In April, the FBI indicted 14 alleged mobsters, including two former police officers, in one of the biggest ever “hits” on the city's crime syndicates. Two suspects—Joey “the Clown” Lombardo and Frank “the German” Schweihs—escaped capture. (On the day of the federal round-up, Frank “Gumba” Saladino, a suspected hitman, was found dead in a motel room, apparently of natural causes.) The charges against the group include 18 unsolved murders, along with illegal gambling and loan sharking over more than three decades. The prosecution's testimony began with a bang on April 29th, when a federal agent outlined the killings of Anthony and Michael Spilotro 20 years ago.
Much of the prosecution’s case hinges on an informer: Nicholas W Calabrese, a hitman who has confessed to being involved in 15 murders.
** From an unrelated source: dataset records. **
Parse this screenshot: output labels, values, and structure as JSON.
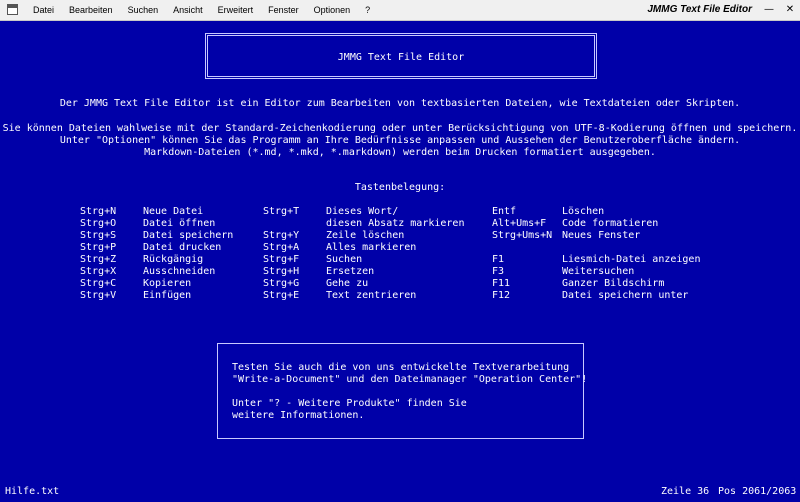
{
  "menubar": {
    "items": [
      "Datei",
      "Bearbeiten",
      "Suchen",
      "Ansicht",
      "Erweitert",
      "Fenster",
      "Optionen",
      "?"
    ],
    "window_title": "JMMG Text File Editor",
    "minimize_glyph": "—",
    "close_glyph": "✕"
  },
  "title_box": {
    "text": "JMMG Text File Editor"
  },
  "intro": {
    "line1": "Der JMMG Text File Editor ist ein Editor zum Bearbeiten von textbasierten Dateien, wie Textdateien oder Skripten.",
    "line2": "Sie können Dateien wahlweise mit der Standard-Zeichenkodierung oder unter Berücksichtigung von UTF-8-Kodierung öffnen und speichern.",
    "line3": "Unter \"Optionen\" können Sie das Programm an Ihre Bedürfnisse anpassen und Aussehen der Benutzeroberfläche ändern.",
    "line4": "Markdown-Dateien (*.md, *.mkd, *.markdown) werden beim Drucken formatiert ausgegeben."
  },
  "shortcuts_heading": "Tastenbelegung:",
  "shortcuts": {
    "col1": [
      {
        "key": "Strg+N",
        "label": "Neue Datei"
      },
      {
        "key": "Strg+O",
        "label": "Datei öffnen"
      },
      {
        "key": "Strg+S",
        "label": "Datei speichern"
      },
      {
        "key": "Strg+P",
        "label": "Datei drucken"
      },
      {
        "key": "Strg+Z",
        "label": "Rückgängig"
      },
      {
        "key": "Strg+X",
        "label": "Ausschneiden"
      },
      {
        "key": "Strg+C",
        "label": "Kopieren"
      },
      {
        "key": "Strg+V",
        "label": "Einfügen"
      }
    ],
    "col2": [
      {
        "key": "Strg+T",
        "label": "Dieses Wort/"
      },
      {
        "key": "",
        "label": "diesen Absatz markieren"
      },
      {
        "key": "Strg+Y",
        "label": "Zeile löschen"
      },
      {
        "key": "Strg+A",
        "label": "Alles markieren"
      },
      {
        "key": "Strg+F",
        "label": "Suchen"
      },
      {
        "key": "Strg+H",
        "label": "Ersetzen"
      },
      {
        "key": "Strg+G",
        "label": "Gehe zu"
      },
      {
        "key": "Strg+E",
        "label": "Text zentrieren"
      }
    ],
    "col3": [
      {
        "key": "Entf",
        "label": "Löschen"
      },
      {
        "key": "Alt+Ums+F",
        "label": "Code formatieren"
      },
      {
        "key": "Strg+Ums+N",
        "label": "Neues Fenster"
      },
      {
        "key": "",
        "label": ""
      },
      {
        "key": "F1",
        "label": "Liesmich-Datei anzeigen"
      },
      {
        "key": "F3",
        "label": "Weitersuchen"
      },
      {
        "key": "F11",
        "label": "Ganzer Bildschirm"
      },
      {
        "key": "F12",
        "label": "Datei speichern unter"
      }
    ]
  },
  "info_box": {
    "line1": "Testen Sie auch die von uns entwickelte Textverarbeitung",
    "line2": "\"Write-a-Document\" und den Dateimanager \"Operation Center\"!",
    "line3": "Unter \"? - Weitere Produkte\" finden Sie",
    "line4": "weitere Informationen."
  },
  "statusbar": {
    "filename": "Hilfe.txt",
    "line": "Zeile 36",
    "pos": "Pos 2061/2063"
  },
  "colors": {
    "background": "#0000a8",
    "text": "#ffffff",
    "menubar": "#f0f0f0"
  }
}
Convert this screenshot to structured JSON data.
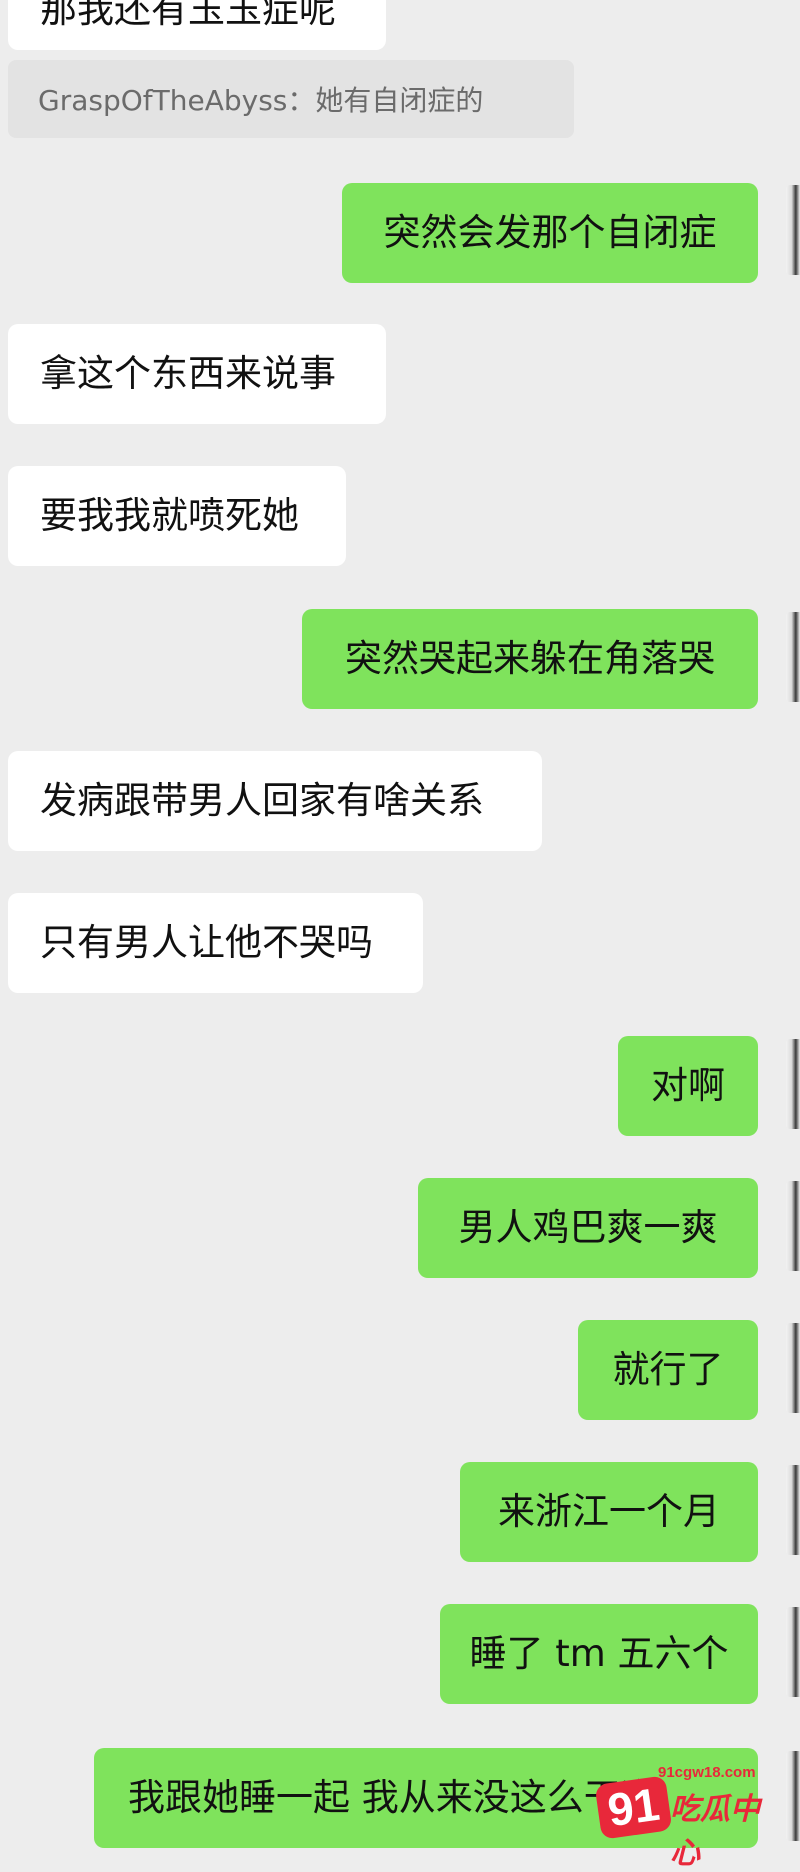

Lawyers for the alleged big boss, James Marcello, have denounced the prosecutors for relying on the word of a convicted felon, who could face the death penalty if he does not co-operate. (Mr Marcello's request for release was denied.) Many suspect that the mob’s violent silencing of witnesses largely accounts for Chicago's poor record thus far in getting convictions on gangland murders—only 14 among 1,111 murders since 1919, the year Al Capone arrived in the big city.
More options all around
Chicago’s derivatives exchanges, where traders deal in futures and options on everything from crops to currency, have had a busy spring. Not only are volume records being broken regularly by the Chicago Mercantile Exchange (CME) and Chicago Board of Trade (CBOT), but in April the CBOT voted to convert its membership structure into a stockholder programme ahead of a planned initial public offering later this year. It has watched with envy as the CME’s stock price has more than quadrupled since that exchange, America’s largest futures marketplace, went public.
Meanwhile, the New York Stock Exchange announced plans in April to merge with Archipelago, an all-electronic exchange based in Chicago. And the Chicago Board Options Exchange (CBOE), the second-biggest US stock-options market, announced plans to begin buying the trading rights of members of the CBOT. William Brodsky, the CBOE’s chairman, said earlier this year that he might consider an IPO, but that could only happen with the sort of stockholder conversion the CBOT just completed.
Dearer than the car
The looming threat of transport cutbacks over the summer, and strong demand for cars (despite rising petrol prices), helped drive interest in a recent auction of downtown parking spaces. One customer bought five spaces scattered around the city centre so he could ensure easy parking as he moves about town. Spaces have sold for as much as $90,000 each in a smart building at Chestnut and Michigan—a price that is still well below those in New York and London.
Catch if you can
May 2005
Until June 19th 2005
Shakespeare’s story of star-crossed lovers has been called a great drama about being “short of time, out of time, never timely”. Indeed, the young lovers’ rush to be together yields a series of ill-timed incidents that, in the end, prove fatal. While capturing the tragedy of the story, this production by Chicago Shakespeare Theatre is also infused with humour, vigorous swordplay, and fine acting that make the familiar story fresh again. The veteran actors playing Juliet’s nurse (Rondi Reed) and Friar Laurence (Mike Nussbaum) are particularly delicious in their roles as confidants and accomplices. The theatre itself, modelled on the original Globe, offers great sightlines from all levels.